Sweden is a lovely and industrious country that takes engineering very seriously; the small Scandinavian country that we know from its boxy but good cars also builds its own fighter jets (pretty good ones actually) and is determined to put its mark on the regulation of standalone software under EU medical devices law. The Swedish competent authority Läkemedelsverket has now issued a new version of the famous Swedish Document with the obvious agenda to influence guidance on standalone software under EU medical devices law in the way it has done before with MEDDEV 2.1/6.
Let’s take a look at the document, keeping in mind that the Swedish authorities tend to want to interpret the scope of ‘medical device’ with regard to standalone software wider than most EU countries. An indication of this is that on p. 17 it is stated that
“It is important to bear in mind that it is both the functionality of a product as well as the intended purpose stated by the manufacturer that determines whether software is qualified as a medical device.”
This is in contradiction with the case law of the European Court of Justice, which recently ruled in the Brain Products case that the intended purpose assigned to a device by the manufacturer determines its status as medical device, and not its functionality. Although the court was not as clear as it could have been – as I have argued – it held that using functionality as a deciding criterion would lead to regulation as medical devices of many devices that could be used as a medical device but are intended for other purposes, so this is the wrong way to interpret the concept of ‘medical device’.
This agenda of Swedish Authorities is pretty transparent when the report goes on to say that
“However, there are information systems for the health care sector where the manufacturer has not defined their device as a medical device, but still it could affect the safety for patients under certain conditions. Health care providers should in these instances still consider if those systems should be handled with the same awareness of safety as if it had been a medical device.”
“On the Swedish market most RIS are for instance CE marked as medical devices.”
In other words, we would actually like to regulate software of which the use in clinical settings could carry risk for patients, even though the report itself says that risk as such can never be a deciding criterion (p. 13). The report also doesn’t mention that the Swedish market is pretty unique in this respect and that this perspective is not shared by most other national authorities in the EU. I have it on good authority that there was also controversy about this between the member states when they were discussing the text for MEDDEV 2.1/6. Just so you know that this is clearly one view at one end of the regulatory spectrum.
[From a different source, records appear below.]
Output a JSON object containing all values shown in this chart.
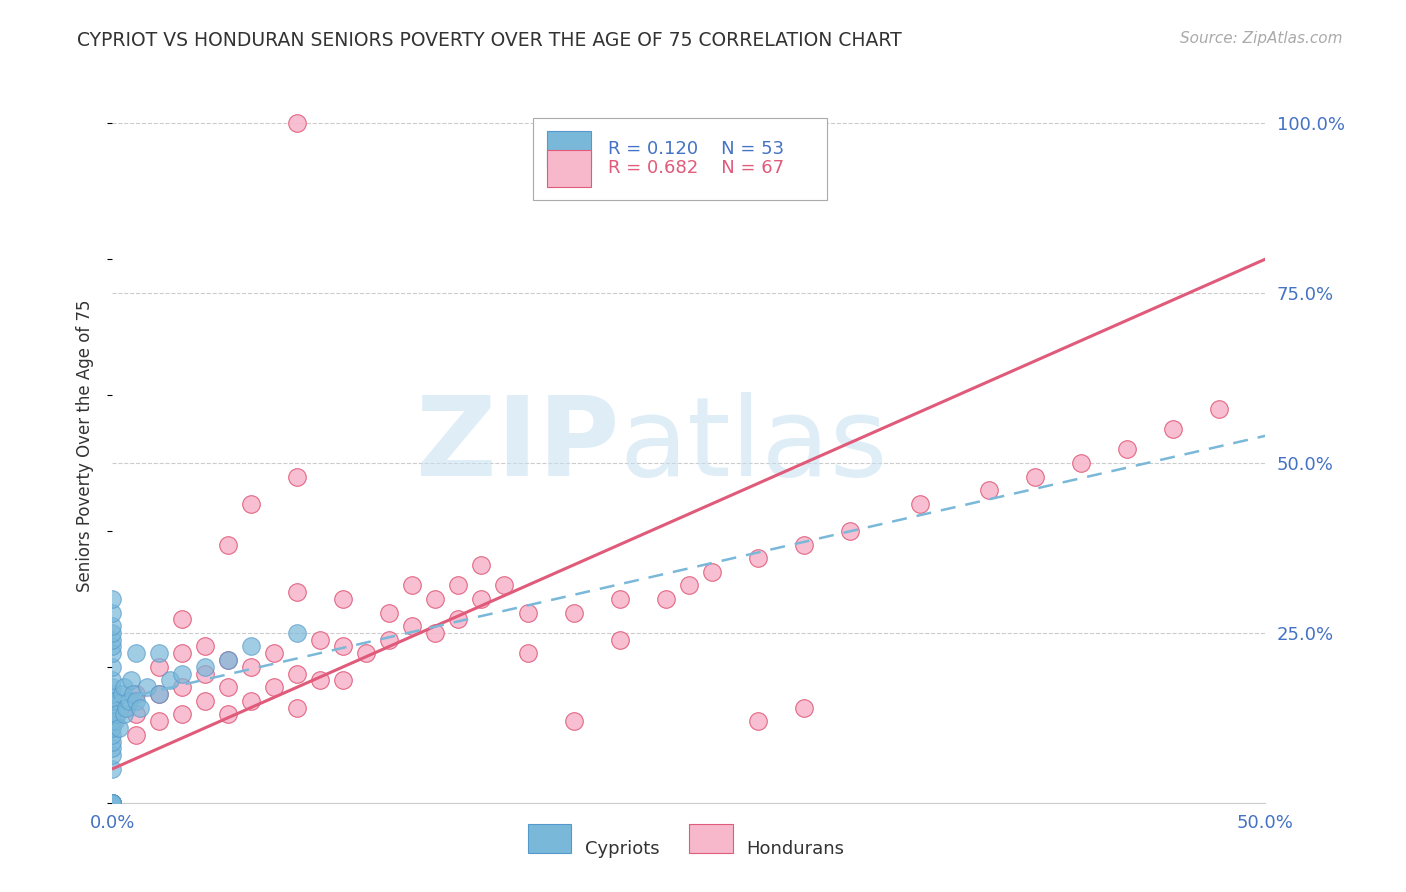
{
  "title": "CYPRIOT VS HONDURAN SENIORS POVERTY OVER THE AGE OF 75 CORRELATION CHART",
  "source": "Source: ZipAtlas.com",
  "tick_color": "#4472c4",
  "ylabel": "Seniors Poverty Over the Age of 75",
  "xlim": [
    0.0,
    0.5
  ],
  "ylim": [
    0.0,
    1.05
  ],
  "ytick_values": [
    0.0,
    0.25,
    0.5,
    0.75,
    1.0
  ],
  "xtick_values": [
    0.0,
    0.5
  ],
  "xtick_labels": [
    "0.0%",
    "50.0%"
  ],
  "grid_color": "#cccccc",
  "background_color": "#ffffff",
  "cypriot_color": "#7ab8d9",
  "cypriot_edge_color": "#5599cc",
  "honduran_color": "#f7b8cc",
  "honduran_edge_color": "#e05a7a",
  "cypriot_line_color": "#7ab8d9",
  "honduran_line_color": "#e05a7a",
  "watermark_zip_color": "#c5dff0",
  "watermark_atlas_color": "#c5dff0",
  "cypriot_R": "0.120",
  "cypriot_N": "53",
  "honduran_R": "0.682",
  "honduran_N": "67",
  "hon_line_x0": 0.0,
  "hon_line_y0": 0.05,
  "hon_line_x1": 0.5,
  "hon_line_y1": 0.8,
  "cyp_line_x0": 0.0,
  "cyp_line_y0": 0.15,
  "cyp_line_x1": 0.5,
  "cyp_line_y1": 0.54,
  "cypriot_x": [
    0.0,
    0.0,
    0.0,
    0.0,
    0.0,
    0.0,
    0.0,
    0.0,
    0.0,
    0.0,
    0.0,
    0.0,
    0.0,
    0.0,
    0.0,
    0.0,
    0.0,
    0.0,
    0.0,
    0.0,
    0.0,
    0.0,
    0.0,
    0.0,
    0.0,
    0.0,
    0.0,
    0.0,
    0.0,
    0.0,
    0.001,
    0.001,
    0.002,
    0.003,
    0.004,
    0.005,
    0.005,
    0.006,
    0.007,
    0.008,
    0.009,
    0.01,
    0.01,
    0.012,
    0.015,
    0.02,
    0.02,
    0.025,
    0.03,
    0.04,
    0.05,
    0.06,
    0.08
  ],
  "cypriot_y": [
    0.0,
    0.0,
    0.0,
    0.0,
    0.0,
    0.0,
    0.0,
    0.0,
    0.0,
    0.0,
    0.05,
    0.07,
    0.08,
    0.09,
    0.1,
    0.11,
    0.12,
    0.14,
    0.15,
    0.16,
    0.17,
    0.18,
    0.2,
    0.22,
    0.23,
    0.24,
    0.25,
    0.26,
    0.28,
    0.3,
    0.12,
    0.15,
    0.13,
    0.11,
    0.16,
    0.13,
    0.17,
    0.14,
    0.15,
    0.18,
    0.16,
    0.15,
    0.22,
    0.14,
    0.17,
    0.16,
    0.22,
    0.18,
    0.19,
    0.2,
    0.21,
    0.23,
    0.25
  ],
  "honduran_x": [
    0.0,
    0.0,
    0.01,
    0.01,
    0.01,
    0.02,
    0.02,
    0.02,
    0.03,
    0.03,
    0.03,
    0.03,
    0.04,
    0.04,
    0.04,
    0.05,
    0.05,
    0.05,
    0.05,
    0.06,
    0.06,
    0.06,
    0.07,
    0.07,
    0.08,
    0.08,
    0.08,
    0.09,
    0.09,
    0.1,
    0.1,
    0.1,
    0.11,
    0.12,
    0.12,
    0.13,
    0.13,
    0.14,
    0.14,
    0.15,
    0.15,
    0.16,
    0.16,
    0.17,
    0.18,
    0.18,
    0.2,
    0.2,
    0.22,
    0.22,
    0.24,
    0.25,
    0.26,
    0.28,
    0.28,
    0.3,
    0.3,
    0.32,
    0.35,
    0.38,
    0.4,
    0.42,
    0.44,
    0.46,
    0.48,
    0.08,
    0.08
  ],
  "honduran_y": [
    0.12,
    0.15,
    0.1,
    0.13,
    0.16,
    0.12,
    0.16,
    0.2,
    0.13,
    0.17,
    0.22,
    0.27,
    0.15,
    0.19,
    0.23,
    0.13,
    0.17,
    0.21,
    0.38,
    0.15,
    0.2,
    0.44,
    0.17,
    0.22,
    0.14,
    0.19,
    0.31,
    0.18,
    0.24,
    0.18,
    0.23,
    0.3,
    0.22,
    0.24,
    0.28,
    0.26,
    0.32,
    0.25,
    0.3,
    0.27,
    0.32,
    0.3,
    0.35,
    0.32,
    0.22,
    0.28,
    0.12,
    0.28,
    0.24,
    0.3,
    0.3,
    0.32,
    0.34,
    0.36,
    0.12,
    0.38,
    0.14,
    0.4,
    0.44,
    0.46,
    0.48,
    0.5,
    0.52,
    0.55,
    0.58,
    0.48,
    1.0
  ]
}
As with the initial version the report provides a lot of useful detail and examples. Compared to the existing EU MEDDEV the report contains useful guidance on
- software as service (para 4.1.5), clarifying that this can of course also be a medical device;
- smartphone apps (para 4.1.6), clarifying that an app that qualifies as medical devices does not necessarily makes the phone as such or the combination of the two a medical device; and
- ‘home brew’ standalone software (para. 4.3), clarifying that one should approach this along the lines of the thinking surrounding home brew IVDs.
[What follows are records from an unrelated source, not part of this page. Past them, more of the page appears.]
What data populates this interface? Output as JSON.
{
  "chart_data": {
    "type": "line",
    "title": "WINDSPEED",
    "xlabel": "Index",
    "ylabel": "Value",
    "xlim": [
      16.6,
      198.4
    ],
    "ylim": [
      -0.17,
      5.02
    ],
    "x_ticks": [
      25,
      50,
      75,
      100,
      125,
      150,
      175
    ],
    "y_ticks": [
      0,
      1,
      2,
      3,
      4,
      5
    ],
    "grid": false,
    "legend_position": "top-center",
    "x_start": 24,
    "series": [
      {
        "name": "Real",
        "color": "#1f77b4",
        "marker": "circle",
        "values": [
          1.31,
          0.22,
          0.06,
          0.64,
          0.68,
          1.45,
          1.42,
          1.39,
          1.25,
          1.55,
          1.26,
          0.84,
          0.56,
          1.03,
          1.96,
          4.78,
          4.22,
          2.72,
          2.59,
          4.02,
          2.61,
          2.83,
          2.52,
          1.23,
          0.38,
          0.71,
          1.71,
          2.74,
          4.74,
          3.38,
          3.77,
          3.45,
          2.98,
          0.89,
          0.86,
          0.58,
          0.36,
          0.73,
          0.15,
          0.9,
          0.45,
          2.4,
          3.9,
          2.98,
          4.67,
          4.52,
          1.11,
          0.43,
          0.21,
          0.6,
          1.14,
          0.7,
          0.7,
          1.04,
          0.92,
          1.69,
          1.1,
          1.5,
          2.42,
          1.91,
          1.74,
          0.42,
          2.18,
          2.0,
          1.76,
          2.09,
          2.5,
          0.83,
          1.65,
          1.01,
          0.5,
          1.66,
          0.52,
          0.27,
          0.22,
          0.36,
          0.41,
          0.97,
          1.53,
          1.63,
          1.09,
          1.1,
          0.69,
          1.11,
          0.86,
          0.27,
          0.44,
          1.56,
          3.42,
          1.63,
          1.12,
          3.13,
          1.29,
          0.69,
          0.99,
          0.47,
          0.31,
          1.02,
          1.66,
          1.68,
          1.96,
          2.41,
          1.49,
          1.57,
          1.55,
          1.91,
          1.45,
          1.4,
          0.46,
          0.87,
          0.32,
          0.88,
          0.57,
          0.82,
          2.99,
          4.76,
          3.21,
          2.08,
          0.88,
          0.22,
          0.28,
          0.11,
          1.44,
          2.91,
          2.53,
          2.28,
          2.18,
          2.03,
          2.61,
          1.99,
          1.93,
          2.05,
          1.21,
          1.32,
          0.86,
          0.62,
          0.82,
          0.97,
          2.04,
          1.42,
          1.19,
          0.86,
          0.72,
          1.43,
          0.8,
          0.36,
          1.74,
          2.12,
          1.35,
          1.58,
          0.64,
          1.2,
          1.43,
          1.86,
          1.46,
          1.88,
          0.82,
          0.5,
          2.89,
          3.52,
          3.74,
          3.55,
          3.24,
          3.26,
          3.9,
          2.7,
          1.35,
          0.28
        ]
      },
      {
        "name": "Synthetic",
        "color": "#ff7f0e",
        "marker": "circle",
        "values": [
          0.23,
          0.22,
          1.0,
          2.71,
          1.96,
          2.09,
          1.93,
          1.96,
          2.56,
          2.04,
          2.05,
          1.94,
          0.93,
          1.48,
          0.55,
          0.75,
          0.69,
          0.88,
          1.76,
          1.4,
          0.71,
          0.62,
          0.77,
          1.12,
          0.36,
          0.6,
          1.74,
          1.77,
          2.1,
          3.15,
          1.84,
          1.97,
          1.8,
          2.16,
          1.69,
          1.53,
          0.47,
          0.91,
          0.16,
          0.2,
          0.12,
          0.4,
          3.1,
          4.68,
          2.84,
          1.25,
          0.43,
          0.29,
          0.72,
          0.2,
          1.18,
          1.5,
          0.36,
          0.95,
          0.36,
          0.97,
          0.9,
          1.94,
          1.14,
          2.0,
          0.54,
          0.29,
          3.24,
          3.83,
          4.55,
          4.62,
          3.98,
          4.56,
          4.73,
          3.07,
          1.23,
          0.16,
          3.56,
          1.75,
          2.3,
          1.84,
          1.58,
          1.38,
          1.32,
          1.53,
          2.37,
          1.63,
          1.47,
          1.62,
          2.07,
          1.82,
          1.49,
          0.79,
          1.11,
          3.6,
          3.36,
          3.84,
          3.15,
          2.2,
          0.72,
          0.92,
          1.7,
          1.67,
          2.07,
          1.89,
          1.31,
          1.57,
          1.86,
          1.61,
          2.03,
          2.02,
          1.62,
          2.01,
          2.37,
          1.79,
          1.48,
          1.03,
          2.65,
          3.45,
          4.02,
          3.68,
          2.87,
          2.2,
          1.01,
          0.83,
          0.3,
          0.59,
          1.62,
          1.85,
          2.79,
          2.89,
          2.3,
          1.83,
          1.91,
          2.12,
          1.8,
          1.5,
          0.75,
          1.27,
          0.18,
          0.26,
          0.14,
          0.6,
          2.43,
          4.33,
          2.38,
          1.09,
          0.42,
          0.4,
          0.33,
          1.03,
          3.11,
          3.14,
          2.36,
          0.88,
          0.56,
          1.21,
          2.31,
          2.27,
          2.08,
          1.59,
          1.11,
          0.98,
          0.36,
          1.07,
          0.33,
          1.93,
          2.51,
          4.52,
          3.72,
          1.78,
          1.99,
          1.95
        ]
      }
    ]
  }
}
The appendix to the document is well worth reading and contains several separate annexes on interesting subjects with a lot of practical information and guidelines:
Annex 1. Risk management
Annex 2. Standards and recent development of standards
Annex 3. Clinical evaluation of medical information systems
Annex 4. Networks
Annex 5. Procurement and issues referring to CE marking (most interesting for me personally, as it discusses tendering strategy for software systems)
Annex 6. Product examples (the largest part of the document, with 19 case studies of software examples. Exercise with caution however, as the Swedish authorities tend to draw the scope of the concept ‘medical device’ wider than others).
All in all a very worthwhile read indeed and guaranteed to provoke discussion in the process surrounding the revision of the standalone software MEDDEV 2.1/6. Also, the annexes provide useful practical examples for the growing apps and other software industry about how conformity assessment for a software medical device works.
However, I think the report could have done better at discussion of the concept of accessory. The report stops at the statement that “[s]tandalone software can, without having a medical purpose of its own, be essential to maintain an intended function of another medical device. It can then be an accessory to a medical device.” This is not a very precise statement at all. I, personally, think that the definition of accessory is extremely important, as the discussion of several examples of modular systems in the report shows when it discusses how non-medical modules can still be regulated as accessories to the medical device module. I think it is even more crucial to develop a position on the concept of accessory in view of the considerable extension in scope in the current proposal for the new regulation on medical devices and the proposal for a new regulation for IVDs to include devices that not only “enable” but also “assist” a medical device in achieving its intended purpose. The definition of this humble little concept will have a severe impact on regulation of standalone software in networks and systems, and, consequently, all eHealth, telemedicine and mHealth services that rely on networks and systems.